Você ri dos coaches. As mães dos coaches devem rir dos coaches. Os anjos nos céus, os sacis nas matas, as náiades nos rios e os zéfiros nos ventos riem dos coaches.

Todos que não riem dos coaches viram automaticamente clientes dos coaches. Como todas as coisas ridículas, ou você não leva a sério de jeito nenhum, ou você leva muito a sério — de modo que a profissão de coach é rentável, porque o doze por cento de pessoas que não os acham patéticos os acham gloriosos, e querem comprar os seus cursos, livros, audiobooks e géis de cabelo que aumentam a potência sexual. São muitas pessoas, esse doze por cento; mas de modo geral é seguro dizer que todos os seres viventes na vasta criação de Deus riem dos coaches.

E eu ria também. Mas daí vieram as enchentes do Rio Grande do Sul, e eu mudei completamente de ideia. Agora eu admiro os coaches — um pouco. Não, não um pouco — bastante, até. Mas é uma admiração esquisita, arrancada contra a minha vontade e o meu instinto, misturada com fascinação, estranhamento, náusea e perplexidade. É uma espécie de admiração enojada.

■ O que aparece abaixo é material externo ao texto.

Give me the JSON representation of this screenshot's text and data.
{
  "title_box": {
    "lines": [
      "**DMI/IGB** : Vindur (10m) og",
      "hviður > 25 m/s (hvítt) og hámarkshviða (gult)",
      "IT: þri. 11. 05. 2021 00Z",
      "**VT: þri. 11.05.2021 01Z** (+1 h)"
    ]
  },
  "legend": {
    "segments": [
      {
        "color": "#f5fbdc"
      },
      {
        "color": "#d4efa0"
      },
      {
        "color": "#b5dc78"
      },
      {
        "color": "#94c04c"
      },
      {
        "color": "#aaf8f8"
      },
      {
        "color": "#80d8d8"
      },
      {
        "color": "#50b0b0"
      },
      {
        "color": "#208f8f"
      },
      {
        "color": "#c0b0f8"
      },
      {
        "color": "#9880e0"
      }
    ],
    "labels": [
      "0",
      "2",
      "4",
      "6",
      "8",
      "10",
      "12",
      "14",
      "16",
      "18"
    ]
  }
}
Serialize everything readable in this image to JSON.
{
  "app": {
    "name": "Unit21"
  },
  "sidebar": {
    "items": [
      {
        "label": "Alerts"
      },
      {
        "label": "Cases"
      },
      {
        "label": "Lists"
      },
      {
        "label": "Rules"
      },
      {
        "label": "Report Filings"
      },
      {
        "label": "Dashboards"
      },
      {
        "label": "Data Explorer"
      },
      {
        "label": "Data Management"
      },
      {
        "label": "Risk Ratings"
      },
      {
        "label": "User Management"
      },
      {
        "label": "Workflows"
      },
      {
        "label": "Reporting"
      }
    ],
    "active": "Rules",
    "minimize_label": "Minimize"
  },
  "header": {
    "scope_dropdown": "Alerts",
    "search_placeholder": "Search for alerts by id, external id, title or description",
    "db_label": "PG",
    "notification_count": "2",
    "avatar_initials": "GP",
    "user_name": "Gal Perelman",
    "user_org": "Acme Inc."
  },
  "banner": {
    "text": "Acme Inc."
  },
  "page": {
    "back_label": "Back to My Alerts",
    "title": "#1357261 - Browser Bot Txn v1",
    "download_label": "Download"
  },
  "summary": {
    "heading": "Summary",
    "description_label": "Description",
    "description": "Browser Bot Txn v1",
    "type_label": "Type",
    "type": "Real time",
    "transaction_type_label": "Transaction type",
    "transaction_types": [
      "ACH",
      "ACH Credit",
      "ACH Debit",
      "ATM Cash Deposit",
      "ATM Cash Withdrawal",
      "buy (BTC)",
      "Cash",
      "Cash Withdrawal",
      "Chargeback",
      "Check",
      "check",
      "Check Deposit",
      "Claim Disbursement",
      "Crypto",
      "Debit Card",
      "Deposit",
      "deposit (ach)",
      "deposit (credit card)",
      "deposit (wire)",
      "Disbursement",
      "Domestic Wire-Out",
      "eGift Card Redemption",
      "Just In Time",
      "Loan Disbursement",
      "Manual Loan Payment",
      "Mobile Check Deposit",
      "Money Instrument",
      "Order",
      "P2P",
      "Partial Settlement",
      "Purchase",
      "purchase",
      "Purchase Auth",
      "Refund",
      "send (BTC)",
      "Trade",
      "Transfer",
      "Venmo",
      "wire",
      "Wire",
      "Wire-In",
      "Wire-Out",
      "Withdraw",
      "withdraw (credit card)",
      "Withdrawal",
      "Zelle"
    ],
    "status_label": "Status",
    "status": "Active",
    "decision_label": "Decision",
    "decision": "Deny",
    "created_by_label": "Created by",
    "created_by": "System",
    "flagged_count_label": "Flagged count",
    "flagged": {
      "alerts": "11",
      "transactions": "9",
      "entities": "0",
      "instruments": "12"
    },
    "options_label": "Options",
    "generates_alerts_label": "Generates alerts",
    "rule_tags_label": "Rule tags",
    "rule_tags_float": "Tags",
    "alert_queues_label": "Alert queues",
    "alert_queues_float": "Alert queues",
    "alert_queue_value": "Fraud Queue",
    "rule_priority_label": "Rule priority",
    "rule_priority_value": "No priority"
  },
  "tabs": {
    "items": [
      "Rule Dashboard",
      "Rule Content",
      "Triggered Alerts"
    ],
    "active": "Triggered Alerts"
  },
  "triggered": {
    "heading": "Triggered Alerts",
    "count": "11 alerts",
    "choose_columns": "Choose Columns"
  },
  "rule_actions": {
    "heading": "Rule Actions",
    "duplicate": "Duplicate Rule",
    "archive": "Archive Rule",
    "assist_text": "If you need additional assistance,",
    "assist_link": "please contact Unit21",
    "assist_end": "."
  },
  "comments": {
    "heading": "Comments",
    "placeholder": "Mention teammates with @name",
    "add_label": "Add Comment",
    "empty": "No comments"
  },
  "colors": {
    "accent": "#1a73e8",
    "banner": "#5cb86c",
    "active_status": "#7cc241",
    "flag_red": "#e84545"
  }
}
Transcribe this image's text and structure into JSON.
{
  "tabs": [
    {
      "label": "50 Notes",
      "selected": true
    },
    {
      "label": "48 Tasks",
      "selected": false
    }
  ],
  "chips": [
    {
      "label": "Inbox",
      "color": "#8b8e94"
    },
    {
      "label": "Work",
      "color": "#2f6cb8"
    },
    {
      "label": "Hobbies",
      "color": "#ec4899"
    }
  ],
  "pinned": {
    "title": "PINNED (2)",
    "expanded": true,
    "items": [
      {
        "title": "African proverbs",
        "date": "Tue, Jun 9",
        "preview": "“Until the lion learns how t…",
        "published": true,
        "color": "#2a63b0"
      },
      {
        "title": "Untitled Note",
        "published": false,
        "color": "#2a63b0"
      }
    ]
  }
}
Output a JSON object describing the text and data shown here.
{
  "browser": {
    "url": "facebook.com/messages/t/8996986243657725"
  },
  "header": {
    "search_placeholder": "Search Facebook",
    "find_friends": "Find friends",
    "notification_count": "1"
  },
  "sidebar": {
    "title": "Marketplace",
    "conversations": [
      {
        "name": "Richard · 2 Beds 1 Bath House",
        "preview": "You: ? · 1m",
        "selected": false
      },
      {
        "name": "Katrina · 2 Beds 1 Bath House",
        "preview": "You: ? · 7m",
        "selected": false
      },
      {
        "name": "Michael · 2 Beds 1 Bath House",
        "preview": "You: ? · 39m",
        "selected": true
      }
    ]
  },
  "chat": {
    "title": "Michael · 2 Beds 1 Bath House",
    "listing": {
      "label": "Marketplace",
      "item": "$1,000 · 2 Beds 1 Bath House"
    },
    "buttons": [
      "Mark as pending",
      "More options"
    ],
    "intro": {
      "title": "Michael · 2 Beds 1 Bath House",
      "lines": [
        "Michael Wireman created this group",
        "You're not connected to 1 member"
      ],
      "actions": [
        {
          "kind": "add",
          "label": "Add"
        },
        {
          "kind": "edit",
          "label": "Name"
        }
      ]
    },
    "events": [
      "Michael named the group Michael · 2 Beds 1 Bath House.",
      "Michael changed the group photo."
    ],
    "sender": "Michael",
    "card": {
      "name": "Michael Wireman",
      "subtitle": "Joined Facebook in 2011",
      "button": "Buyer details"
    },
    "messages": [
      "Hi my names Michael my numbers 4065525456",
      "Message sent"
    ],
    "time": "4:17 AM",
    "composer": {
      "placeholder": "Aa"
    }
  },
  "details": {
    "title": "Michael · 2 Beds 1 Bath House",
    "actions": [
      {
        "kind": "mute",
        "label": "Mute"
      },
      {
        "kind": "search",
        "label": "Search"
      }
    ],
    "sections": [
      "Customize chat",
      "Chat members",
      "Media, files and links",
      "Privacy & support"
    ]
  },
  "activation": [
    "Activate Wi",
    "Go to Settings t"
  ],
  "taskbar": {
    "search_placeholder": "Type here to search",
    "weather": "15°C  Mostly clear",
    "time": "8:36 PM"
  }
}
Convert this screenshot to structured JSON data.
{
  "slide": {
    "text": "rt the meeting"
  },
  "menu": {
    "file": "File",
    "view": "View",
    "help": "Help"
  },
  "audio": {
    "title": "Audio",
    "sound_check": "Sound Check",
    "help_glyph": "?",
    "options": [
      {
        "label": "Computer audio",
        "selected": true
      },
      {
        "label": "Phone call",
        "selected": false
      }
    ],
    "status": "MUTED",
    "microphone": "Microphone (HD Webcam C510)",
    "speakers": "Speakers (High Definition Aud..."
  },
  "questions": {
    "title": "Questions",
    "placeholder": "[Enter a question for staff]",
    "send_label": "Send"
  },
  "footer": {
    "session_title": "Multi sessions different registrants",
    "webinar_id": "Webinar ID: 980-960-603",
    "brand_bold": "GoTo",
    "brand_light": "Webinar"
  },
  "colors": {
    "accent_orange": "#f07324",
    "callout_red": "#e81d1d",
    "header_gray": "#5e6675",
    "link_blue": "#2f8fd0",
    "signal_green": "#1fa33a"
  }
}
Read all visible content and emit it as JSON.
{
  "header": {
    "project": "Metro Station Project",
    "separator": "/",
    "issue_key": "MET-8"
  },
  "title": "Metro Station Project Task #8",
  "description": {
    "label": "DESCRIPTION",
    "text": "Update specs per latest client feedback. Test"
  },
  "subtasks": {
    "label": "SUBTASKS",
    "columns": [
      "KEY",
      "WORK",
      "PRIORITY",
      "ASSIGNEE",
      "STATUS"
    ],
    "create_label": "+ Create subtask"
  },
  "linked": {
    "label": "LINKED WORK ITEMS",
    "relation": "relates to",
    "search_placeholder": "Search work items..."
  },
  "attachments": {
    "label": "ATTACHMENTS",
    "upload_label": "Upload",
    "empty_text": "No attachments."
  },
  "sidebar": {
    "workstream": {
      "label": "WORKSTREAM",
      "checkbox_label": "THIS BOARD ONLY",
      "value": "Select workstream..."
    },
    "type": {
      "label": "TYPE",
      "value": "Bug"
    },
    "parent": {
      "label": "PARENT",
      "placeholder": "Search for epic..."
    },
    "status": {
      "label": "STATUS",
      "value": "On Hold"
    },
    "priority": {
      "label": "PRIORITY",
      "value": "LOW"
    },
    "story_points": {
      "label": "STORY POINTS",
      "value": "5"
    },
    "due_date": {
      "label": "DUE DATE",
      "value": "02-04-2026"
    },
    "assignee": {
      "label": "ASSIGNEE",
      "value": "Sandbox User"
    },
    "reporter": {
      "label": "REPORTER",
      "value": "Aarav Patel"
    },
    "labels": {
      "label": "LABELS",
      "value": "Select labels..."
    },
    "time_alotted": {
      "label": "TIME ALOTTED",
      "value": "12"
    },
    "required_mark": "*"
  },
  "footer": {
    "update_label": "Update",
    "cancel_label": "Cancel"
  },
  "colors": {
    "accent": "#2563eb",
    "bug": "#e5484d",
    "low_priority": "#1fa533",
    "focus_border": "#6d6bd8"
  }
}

O fato é que é um choque perceber que há pessoas ridículas e picaretas que mesmo sendo ridículas e picaretas ainda são melhores do que nós.

“Melhores do que nós?”, imagino você reagindo com revolta, suas narinas inflando e desinflando de indignação. “Os coaches, melhores do que nós? Fale por você!”

Bom, sim, falo. Eu não estava no Rio Grande do Sul ajudando ninguém durante as enchentes, resgatando pessoas, levando remédios. Alguns deles estavam. (Sei porque eles se filmaram fazendo isso ou berraram que estavam fazendo isso.) Nem doar dinheiro eu doei, pois sou mesquinho, e eles doaram. (E sabemos que eles doaram porque eles falaram várias vezes que doaram, se filmaram doando, e espalharam o vídeo deles mesmo doando dinheiro por todos os aplicativos possíveis).

“Quando, pois, deres esmola, não faças tocar trombeta diante de ti, como fazem os hipócritas nas sinagogas e nas ruas, para serem glorificados pelos homens”, está escrito na Bíblia. E é verdade que cada coach neste mês de maio passado tocou uma gigantesca trombeta diante de si; e essa é praticamente a definição do seu trabalho, o tocar de trombetas diante de si. E continua a Bíblia: “quando tu deres esmola, não saiba a tua mão esquerda o que faz a tua direita, para que a tua esmola seja dada em segredo”; e neste caso a mão esquerda sabe de tudo porque a direita se filmou de todos os ângulos fazendo caridade, colocou uma música que julgou emocionante por cima, e mandou um link do vídeo para a mão esquerda.

Muitas pessoas para as quais elogiei a atuação dos coaches nas enchentes do Rio Grande do Sul me citaram esse trecho da Bíblia. Com razão; não tiro a razão. Os coaches não fizeram o bem seguindo exatamente o conselho bíblico.  É bem possível que tenham feito o que fizeram, como disseram os maledicentes na internet, “só para aparecer”.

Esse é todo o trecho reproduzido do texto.